Berry emphasized the true size of the deficit – it’s not even close to the $5.4 billion touted by the governor. That number assumes approval of almost $3 billion in new spending, unlikely, Berry says, given the slowing economy. It also assumes the state will do nothing to address the deficits, and will continue to carry them over, adding to them from year to year to year.
Long story short, depending on how you look at it, the real deficit is more in the $1B range – and still very, very serious. Berry’s suggested options to solve the problem are good, common sense – often anathema to career politicians. More on those solutions tomorrow.
Jo Egelhoff, FoxPolitics.net
COMMENTS
That's a nice graphic on the comment. And you've used it more than once.
How about this: See that ball and chain graphic as the tax code that keeps people down due to the taxes that go unpaid by corporations all the time.
How about collecting the back taxes owed on the increasing numbers of abandoned properties?
There is a precedent for this. I do not have the direct quote at hand but in California the state revoked 57,000 corporate charters on the basis of taxes owed. This means that
those corporations which failed to pay their fair share were eliminated.
Source: "Gangs Of America" (2003) by Ted Nace.

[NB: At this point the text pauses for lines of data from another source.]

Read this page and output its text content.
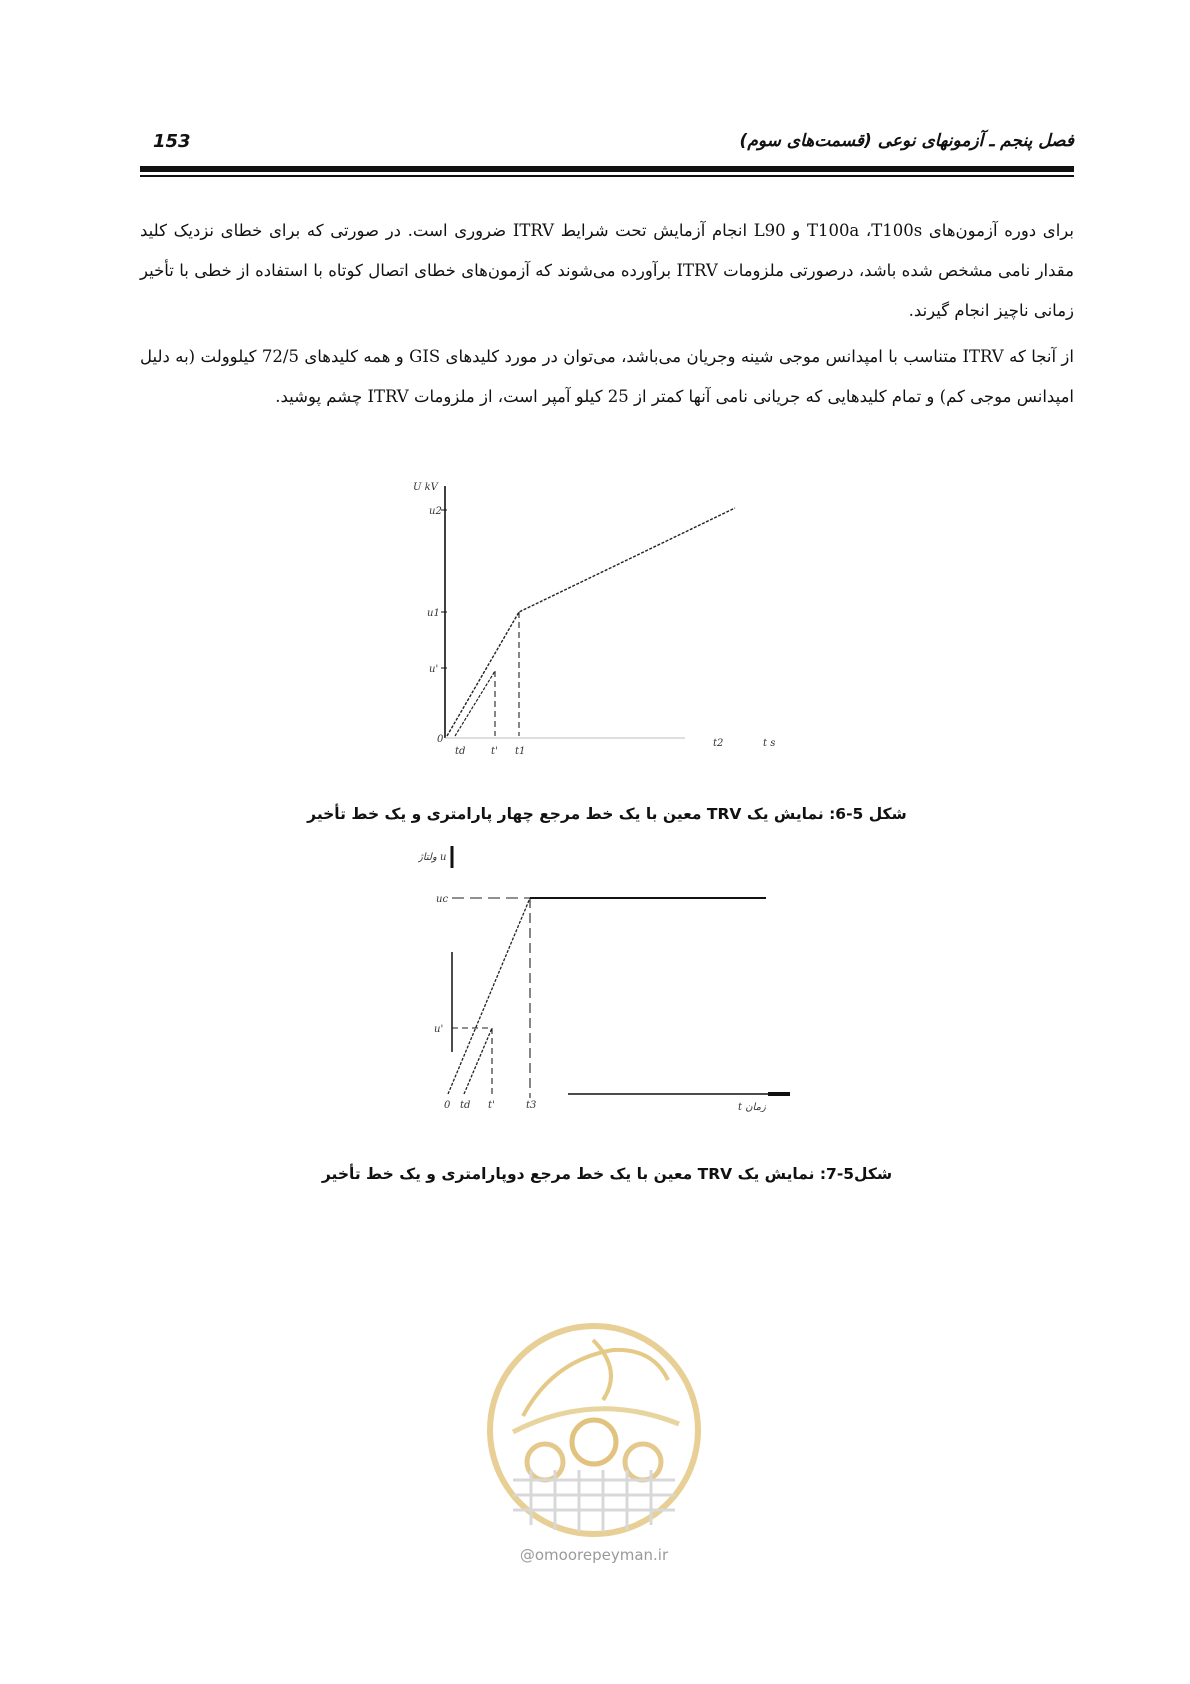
153	فصل پنجم ـ آزمونهای نوعی (قسمت‌های سوم)

برای دوره آزمون‌های T100a ،T100s و L90 انجام آزمایش تحت شرایط ITRV ضروری است. در صورتی که برای خطای نزدیک کلید مقدار نامی مشخص شده باشد، درصورتی ملزومات ITRV برآورده می‌شوند که آزمون‌های خطای اتصال کوتاه با استفاده از خطی با تأخیر زمانی ناچیز انجام گیرند.

از آنجا که ITRV متناسب با امپدانس موجی شینه وجریان می‌باشد، می‌توان در مورد کلیدهای GIS و همه کلیدهای 72/5 کیلوولت (به دلیل امپدانس موجی کم) و تمام کلیدهایی که جریانی نامی آنها کمتر از 25 کیلو آمپر است، از ملزومات ITRV چشم پوشید.

U kV
u2
u1
u'
0
td	t' t1
t2	t s
شکل 5-6: نمایش یک TRV معین با یک خط مرجع چهار پارامتری و یک خط تأخیر
ولتاژ u
uc
u'
0 td t'	t3	t زمان
شکل5-7: نمایش یک TRV معین با یک خط مرجع دوپارامتری و یک خط تأخیر
@omoorepeyman.ir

Then change the tax code to a progressive land-based rather than property based tax system such as Minnesota has. This means that the land rather than the property is taxed. Properties which have had an unimproved valuation for decades would not be permitted to allow abandoned properties to lie dormant and pay the 'holding cost' only at time of sale.

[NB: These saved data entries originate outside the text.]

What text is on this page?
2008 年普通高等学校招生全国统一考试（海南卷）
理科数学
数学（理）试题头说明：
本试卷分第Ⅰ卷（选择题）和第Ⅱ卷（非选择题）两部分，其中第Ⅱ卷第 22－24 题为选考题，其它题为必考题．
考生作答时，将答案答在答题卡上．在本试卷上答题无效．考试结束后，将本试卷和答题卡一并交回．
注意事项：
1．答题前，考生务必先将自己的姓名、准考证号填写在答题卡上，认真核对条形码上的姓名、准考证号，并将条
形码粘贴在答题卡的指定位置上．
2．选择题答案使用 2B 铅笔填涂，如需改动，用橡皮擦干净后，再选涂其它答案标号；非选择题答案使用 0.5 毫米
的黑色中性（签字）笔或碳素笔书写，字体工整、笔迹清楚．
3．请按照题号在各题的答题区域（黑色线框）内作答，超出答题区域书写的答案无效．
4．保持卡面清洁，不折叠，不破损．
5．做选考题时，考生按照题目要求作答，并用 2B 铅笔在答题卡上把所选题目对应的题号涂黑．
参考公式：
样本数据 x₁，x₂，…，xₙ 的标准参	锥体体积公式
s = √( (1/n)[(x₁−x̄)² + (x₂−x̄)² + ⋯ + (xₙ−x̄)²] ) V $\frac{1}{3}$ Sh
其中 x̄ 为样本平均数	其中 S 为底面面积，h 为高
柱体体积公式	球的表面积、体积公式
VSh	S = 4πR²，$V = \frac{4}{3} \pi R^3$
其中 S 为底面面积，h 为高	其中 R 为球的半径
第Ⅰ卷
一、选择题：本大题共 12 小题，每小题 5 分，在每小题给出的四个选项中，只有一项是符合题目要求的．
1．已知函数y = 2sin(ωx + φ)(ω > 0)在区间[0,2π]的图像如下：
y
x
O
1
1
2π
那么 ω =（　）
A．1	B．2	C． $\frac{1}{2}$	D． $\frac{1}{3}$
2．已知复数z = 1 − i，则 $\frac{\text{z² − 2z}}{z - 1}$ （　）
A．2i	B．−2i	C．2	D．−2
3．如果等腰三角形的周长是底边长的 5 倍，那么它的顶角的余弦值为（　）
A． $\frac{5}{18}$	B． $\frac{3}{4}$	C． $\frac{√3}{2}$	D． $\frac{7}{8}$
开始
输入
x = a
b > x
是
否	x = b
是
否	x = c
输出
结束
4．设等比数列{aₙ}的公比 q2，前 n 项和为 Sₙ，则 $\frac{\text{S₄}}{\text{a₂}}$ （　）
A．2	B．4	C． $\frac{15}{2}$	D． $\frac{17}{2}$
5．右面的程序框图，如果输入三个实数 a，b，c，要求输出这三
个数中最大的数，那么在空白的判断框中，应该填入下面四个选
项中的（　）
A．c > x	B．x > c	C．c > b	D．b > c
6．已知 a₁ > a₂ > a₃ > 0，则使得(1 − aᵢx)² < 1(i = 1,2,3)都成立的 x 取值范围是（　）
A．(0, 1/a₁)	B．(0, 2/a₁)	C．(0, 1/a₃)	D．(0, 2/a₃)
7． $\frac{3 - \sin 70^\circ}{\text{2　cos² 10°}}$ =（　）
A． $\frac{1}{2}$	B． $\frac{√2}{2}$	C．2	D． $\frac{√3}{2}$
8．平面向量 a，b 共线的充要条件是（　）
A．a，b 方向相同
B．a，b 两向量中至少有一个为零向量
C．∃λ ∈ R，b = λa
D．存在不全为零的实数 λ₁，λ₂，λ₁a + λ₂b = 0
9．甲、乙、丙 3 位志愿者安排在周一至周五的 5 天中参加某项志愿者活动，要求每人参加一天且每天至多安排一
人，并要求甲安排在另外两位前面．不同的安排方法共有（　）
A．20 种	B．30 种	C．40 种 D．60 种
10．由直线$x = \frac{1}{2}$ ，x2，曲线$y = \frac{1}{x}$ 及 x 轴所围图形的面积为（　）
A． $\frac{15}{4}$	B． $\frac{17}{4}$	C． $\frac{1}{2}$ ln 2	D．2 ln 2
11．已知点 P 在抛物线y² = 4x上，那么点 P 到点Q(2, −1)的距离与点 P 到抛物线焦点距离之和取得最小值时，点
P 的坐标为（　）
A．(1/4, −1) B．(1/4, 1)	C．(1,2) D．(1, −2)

The tax bill will come due each year and every year. This would force the sale of properties rather than 'saving' revenue or make the improvements needed to make the property attractive to renters and tenants of various sorts.

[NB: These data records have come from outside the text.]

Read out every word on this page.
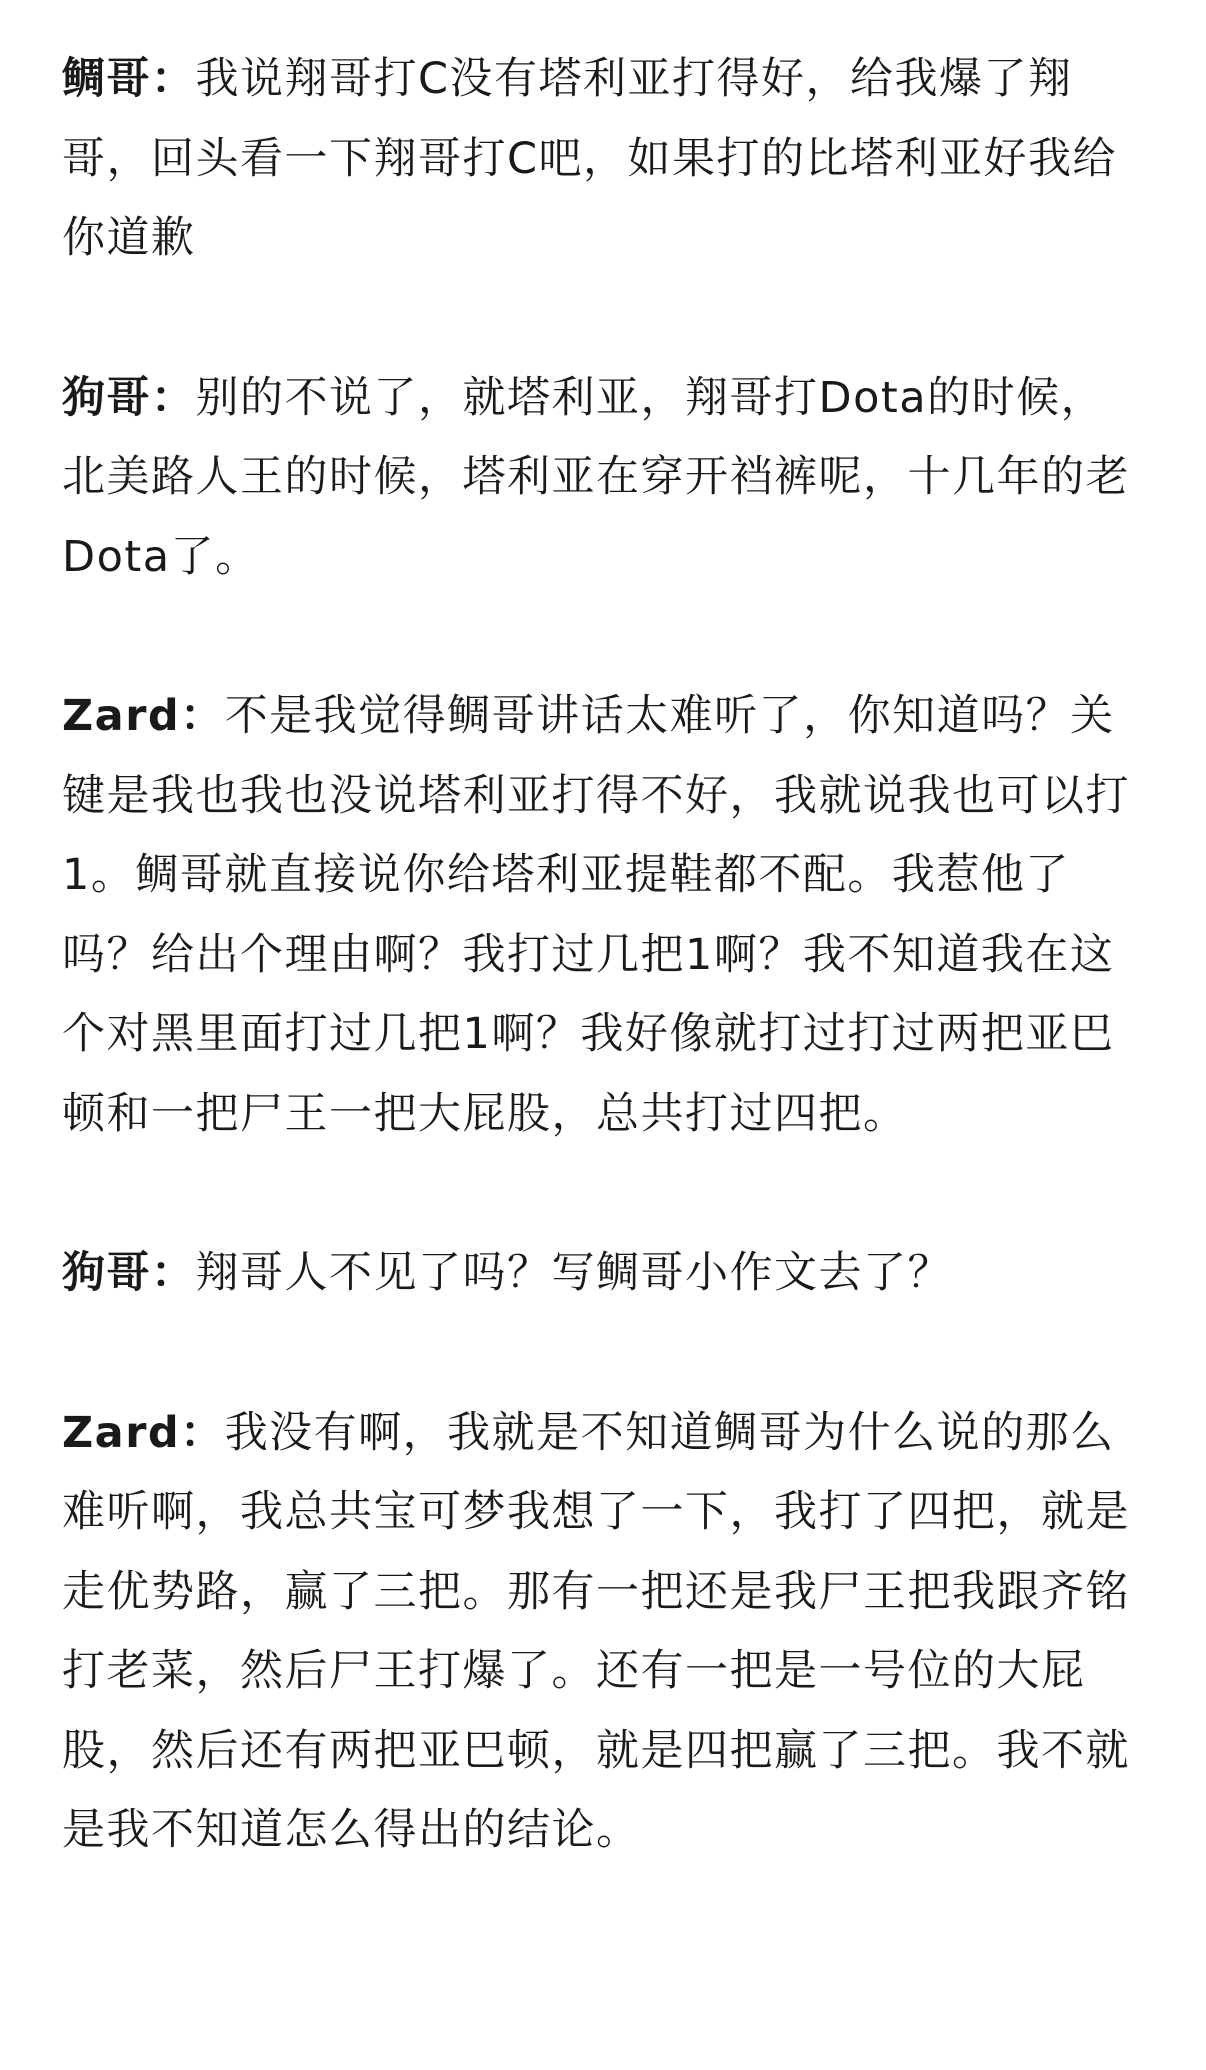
鲷哥：我说翔哥打C没有塔利亚打得好，给我爆了翔哥，回头看一下翔哥打C吧，如果打的比塔利亚好我给你道歉

狗哥：别的不说了，就塔利亚，翔哥打Dota的时候，北美路人王的时候，塔利亚在穿开裆裤呢，十几年的老Dota了。

Zard：不是我觉得鲷哥讲话太难听了，你知道吗？关键是我也我也没说塔利亚打得不好，我就说我也可以打1。鲷哥就直接说你给塔利亚提鞋都不配。我惹他了吗？给出个理由啊？我打过几把1啊？我不知道我在这个对黑里面打过几把1啊？我好像就打过打过两把亚巴顿和一把尸王一把大屁股，总共打过四把。

狗哥：翔哥人不见了吗？写鲷哥小作文去了？

Zard：我没有啊，我就是不知道鲷哥为什么说的那么难听啊，我总共宝可梦我想了一下，我打了四把，就是走优势路，赢了三把。那有一把还是我尸王把我跟齐铭打老菜，然后尸王打爆了。还有一把是一号位的大屁股，然后还有两把亚巴顿，就是四把赢了三把。我不就是我不知道怎么得出的结论。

This is not pie in the sky. It just takes public interest in making new rules. The priority would be putting the horse back in front of the cart and everyone including specially favored
corporate interests and tax dodgers to pull their fair share of the load.

Lon Ponschock (Tue Dec 09 12:48:29 2008)
Here is a citation which contains a correction to the previous comment. The citation comes from Gangs Of America by Ted Nace, page 205:
"As described in chapter 5 (of "Gangs Of America") charter revocation was not uncommon in nineteenth- century America. It remains a legal option in every state, and it is quite common for smaller corporations to be suspended by state authorities for failure to comply
with basic regulatory requirements. For example in fiscal year 2001 - 02 the state of California suspended the charters of fifty-eight thousand corporations for failure to pay
taxes or file proper statements. Once suspended, a California corporation may no longer do business or have access to the courts. It is effectively terminated."

Lon Ponschock (Wed Dec 10 09:55:55 2008)
Lon,do your statements negate the lack of budgeting by the State of Wisconsin, and what do the realities of Californian Corporate shortfalls have to do with Wisconsin, or do we paint with the biggest brush we can find to hide the real argument, the utter lack of fiscal responsibility by Wisconsin government, yeah throw Tommy in there.
None of that matters any longer, what are we going to do now to rectify the States paucity of reality based accounting? As a citizen who watches the cost of government rise without any visable attempt to mind spending except empty rhetoric, I demand that leadership pick up the reins and begin to direct the wagon around the huge ruts and potholes or will they remain reticent to act and break the axle that carries the load, the loyal citizens, the producers in the state?
The silence is deafening from Madison when the subject to impose GAAP accounting. Is that too much to ask for-just an attempt to deal with the reality we live in?